We invite all members of the University to contribute to this column, but we are not responsible for the sentiments expressed.
To the Editors of the Crimson:
An old editor of the Harvard Advocate condemns a sketch in our last number as "indecent in conception and disgusting in matter."
This is strong language and we feel called upon to answer the charges brought against us and defend our action in its publication.
It was not unadvised. Modern art where it treats life demands realism and we contend that realism only ceases to be real art when the emotion it excites are such as we afterwards regret as having relaxed our moral fibre.
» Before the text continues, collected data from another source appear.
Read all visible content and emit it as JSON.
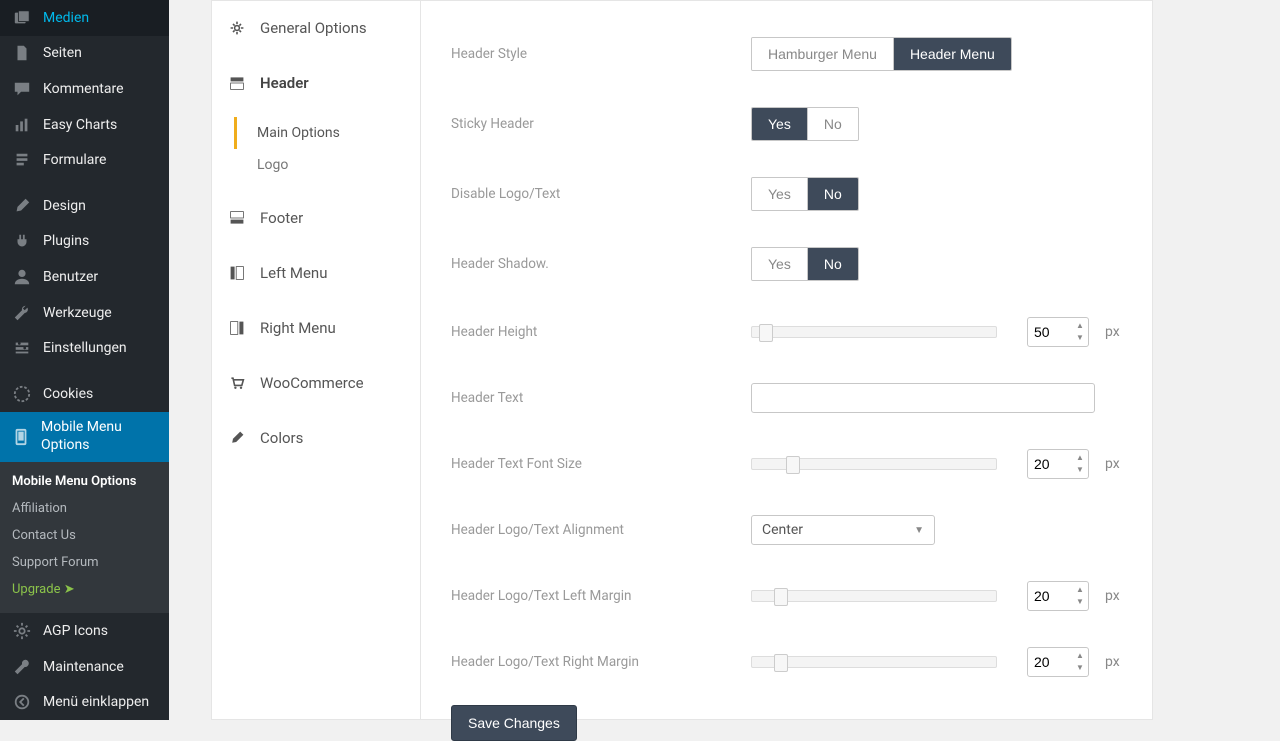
{
  "wp_sidebar": {
    "items": [
      {
        "label": "Medien",
        "icon": "media-icon"
      },
      {
        "label": "Seiten",
        "icon": "page-icon"
      },
      {
        "label": "Kommentare",
        "icon": "comment-icon"
      },
      {
        "label": "Easy Charts",
        "icon": "charts-icon"
      },
      {
        "label": "Formulare",
        "icon": "form-icon"
      },
      {
        "label": "Design",
        "icon": "brush-icon"
      },
      {
        "label": "Plugins",
        "icon": "plug-icon"
      },
      {
        "label": "Benutzer",
        "icon": "user-icon"
      },
      {
        "label": "Werkzeuge",
        "icon": "tools-icon"
      },
      {
        "label": "Einstellungen",
        "icon": "settings-icon"
      },
      {
        "label": "Cookies",
        "icon": "cookie-icon"
      },
      {
        "label": "Mobile Menu Options",
        "icon": "mobile-icon",
        "current": true
      }
    ],
    "submenu": [
      {
        "label": "Mobile Menu Options",
        "active": true
      },
      {
        "label": "Affiliation"
      },
      {
        "label": "Contact Us"
      },
      {
        "label": "Support Forum"
      },
      {
        "label": "Upgrade  ➤",
        "upgrade": true
      }
    ],
    "bottom": [
      {
        "label": "AGP Icons",
        "icon": "gear-icon"
      },
      {
        "label": "Maintenance",
        "icon": "wrench-icon"
      },
      {
        "label": "Menü einklappen",
        "icon": "collapse-icon"
      }
    ]
  },
  "settings_nav": {
    "items": [
      {
        "label": "General Options",
        "icon": "gear-icon"
      },
      {
        "label": "Header",
        "icon": "header-icon",
        "open": true,
        "sub": [
          {
            "label": "Main Options",
            "active": true
          },
          {
            "label": "Logo"
          }
        ]
      },
      {
        "label": "Footer",
        "icon": "footer-icon"
      },
      {
        "label": "Left Menu",
        "icon": "left-icon"
      },
      {
        "label": "Right Menu",
        "icon": "right-icon"
      },
      {
        "label": "WooCommerce",
        "icon": "cart-icon"
      },
      {
        "label": "Colors",
        "icon": "brush-icon"
      }
    ]
  },
  "form": {
    "header_style": {
      "label": "Header Style",
      "options": [
        "Hamburger Menu",
        "Header Menu"
      ],
      "value": "Header Menu"
    },
    "sticky_header": {
      "label": "Sticky Header",
      "options": [
        "Yes",
        "No"
      ],
      "value": "Yes"
    },
    "disable_logo": {
      "label": "Disable Logo/Text",
      "options": [
        "Yes",
        "No"
      ],
      "value": "No"
    },
    "header_shadow": {
      "label": "Header Shadow.",
      "options": [
        "Yes",
        "No"
      ],
      "value": "No"
    },
    "header_height": {
      "label": "Header Height",
      "value": 50,
      "unit": "px",
      "knob_pct": 3
    },
    "header_text": {
      "label": "Header Text",
      "value": ""
    },
    "font_size": {
      "label": "Header Text Font Size",
      "value": 20,
      "unit": "px",
      "knob_pct": 14
    },
    "alignment": {
      "label": "Header Logo/Text Alignment",
      "value": "Center"
    },
    "left_margin": {
      "label": "Header Logo/Text Left Margin",
      "value": 20,
      "unit": "px",
      "knob_pct": 9
    },
    "right_margin": {
      "label": "Header Logo/Text Right Margin",
      "value": 20,
      "unit": "px",
      "knob_pct": 9
    },
    "save_label": "Save Changes"
  },
  "colors": {
    "accent": "#0073aa",
    "toggle_on": "#3e4a5a",
    "upgrade": "#8bc34a"
  }
}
Judging "Kid" in this most serious way we cannot find that any one's imagination would receive injury from its perusal.
Again, realism ceases to be art when it acts so strongly on our nerves that we cannot dismiss its images at pleasure.
In replying to this second charge we cannot find the details of our unvarnished sketch so "disgusting" that they try our powers of aesthetic endurance beyond the limits of legitimate literary enjoyment.
We do not feel called on to consider the point whether it presents college feeling or not, as the Advocate has never been confined to that limit.
In conclusion, we welcome criticism and shall always be glad to give a reason for the faith that is in us. We do not like a certain kind of Sunday-School reading any better than Tom Bailey did, but we shall always welcome stories about persons who are all good and as they ought to be, when the stories are also good literature.
JOHN ALLYNE GADE,Chairman of the Literary Committee of the Harvard Advocate.